Speaking of challenges --

It may look like an ordinary shot -- nice enough, and very pretty lights -- but you are witnessing my first ever experiment in (gulp) dForce. It's far from perfect, I know; in fact, it took a fair bit of fixing in post, in Photoshop, to mend a lot of goofs in the dForce fabric draping, which, here, only worked 95%. But this is a first attempt, and I'm sure there's a lot I didn't do, and was supposed to do, LOL. So far, I have about one tenth of an idea of what I'm doing in dForce, but we learn by doing. It'll get better as it goes along. When I look back at Iray, and the learning curve for that, I often wonder how the heck I ever got started, much less got through it. But the fact is, I did. And when you have a look around at the great costumes and hair available for dForce these days, this is something you just have to learn. So here we go! 

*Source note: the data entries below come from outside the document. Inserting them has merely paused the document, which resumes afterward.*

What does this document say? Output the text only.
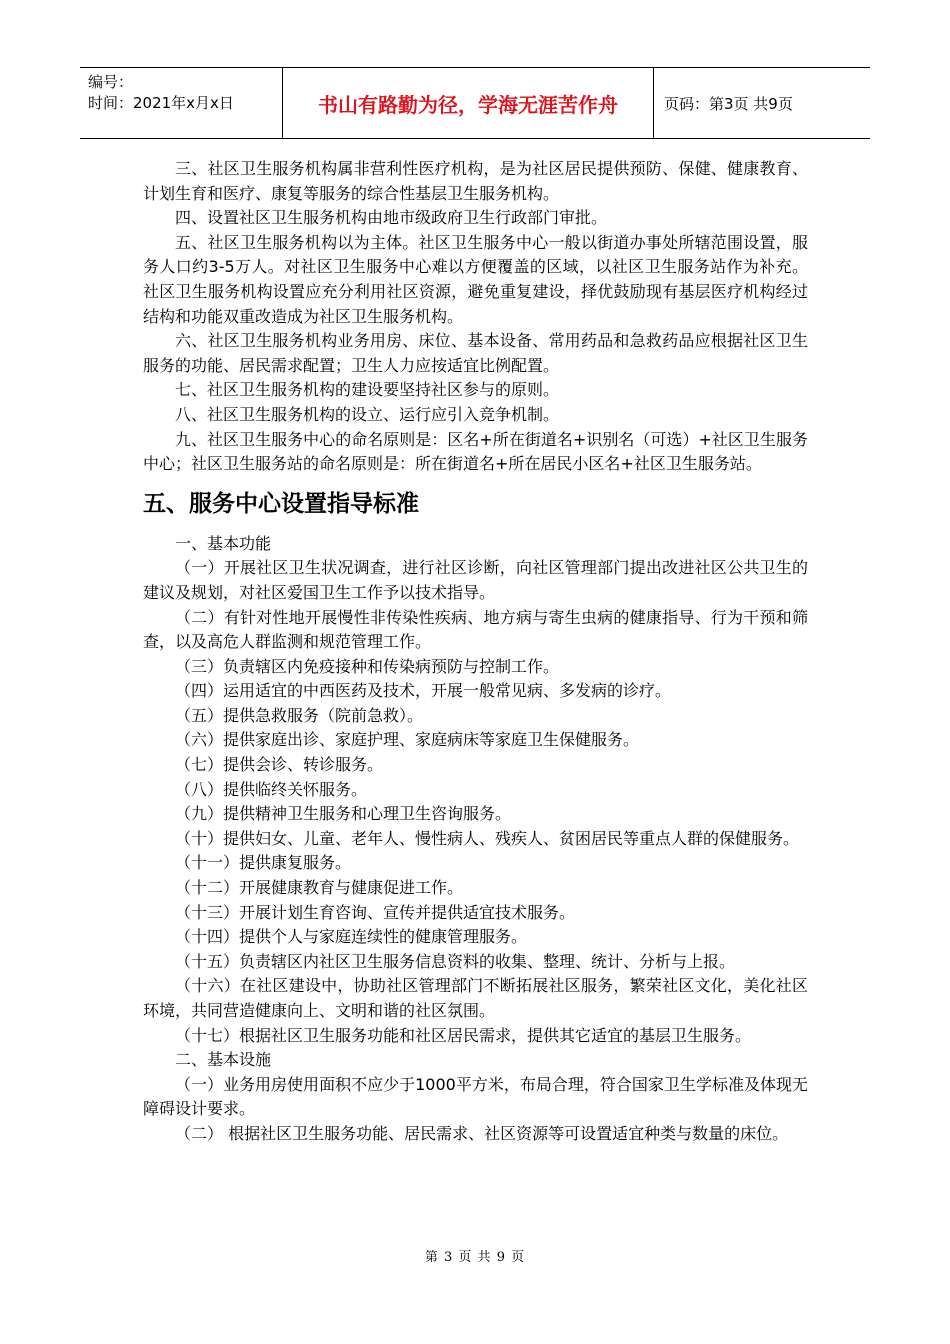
编号：
时间：2021年x月x日	书山有路勤为径，学海无涯苦作舟	页码：第3页 共9页

三、社区卫生服务机构属非营利性医疗机构，是为社区居民提供预防、保健、健康教育、计划生育和医疗、康复等服务的综合性基层卫生服务机构。

四、设置社区卫生服务机构由地市级政府卫生行政部门审批。

五、社区卫生服务机构以为主体。社区卫生服务中心一般以街道办事处所辖范围设置，服务人口约3-5万人。对社区卫生服务中心难以方便覆盖的区域，以社区卫生服务站作为补充。社区卫生服务机构设置应充分利用社区资源，避免重复建设，择优鼓励现有基层医疗机构经过结构和功能双重改造成为社区卫生服务机构。

六、社区卫生服务机构业务用房、床位、基本设备、常用药品和急救药品应根据社区卫生服务的功能、居民需求配置；卫生人力应按适宜比例配置。

七、社区卫生服务机构的建设要坚持社区参与的原则。

八、社区卫生服务机构的设立、运行应引入竞争机制。

九、社区卫生服务中心的命名原则是：区名+所在街道名+识别名（可选）+社区卫生服务中心；社区卫生服务站的命名原则是：所在街道名+所在居民小区名+社区卫生服务站。

五、服务中心设置指导标准

一、基本功能

（一）开展社区卫生状况调查，进行社区诊断，向社区管理部门提出改进社区公共卫生的建议及规划，对社区爱国卫生工作予以技术指导。

（二）有针对性地开展慢性非传染性疾病、地方病与寄生虫病的健康指导、行为干预和筛查，以及高危人群监测和规范管理工作。

（三）负责辖区内免疫接种和传染病预防与控制工作。

（四）运用适宜的中西医药及技术，开展一般常见病、多发病的诊疗。

（五）提供急救服务（院前急救）。

（六）提供家庭出诊、家庭护理、家庭病床等家庭卫生保健服务。

（七）提供会诊、转诊服务。

（八）提供临终关怀服务。

（九）提供精神卫生服务和心理卫生咨询服务。

（十）提供妇女、儿童、老年人、慢性病人、残疾人、贫困居民等重点人群的保健服务。

（十一）提供康复服务。

（十二）开展健康教育与健康促进工作。

（十三）开展计划生育咨询、宣传并提供适宜技术服务。

（十四）提供个人与家庭连续性的健康管理服务。

（十五）负责辖区内社区卫生服务信息资料的收集、整理、统计、分析与上报。

（十六）在社区建设中，协助社区管理部门不断拓展社区服务，繁荣社区文化，美化社区环境，共同营造健康向上、文明和谐的社区氛围。

（十七）根据社区卫生服务功能和社区居民需求，提供其它适宜的基层卫生服务。

二、基本设施

（一）业务用房使用面积不应少于1000平方米，布局合理，符合国家卫生学标准及体现无障碍设计要求。

（二） 根据社区卫生服务功能、居民需求、社区资源等可设置适宜种类与数量的床位。

第 3 页 共 9 页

The one real downside to dForce is the sheer time it takes. To drape this skirt to this degree of exactness took about twenty minutes (even on a super-fast computer); and I suspect I didn't allow enough virtual frames in the so-called simulation. I think I gave it about 20 of these iterations, or frames; and I rather think it'll take upwards of 40 to do a really good job. Ack. That means forty minutes just to drape the fabric, before you can even think about setting up the rest of the scene, and setting the engine to do a high-rez render. Ooof. Hmm. We'll have to see about this -- dForce is a neat thing, but it's sooo time consuming.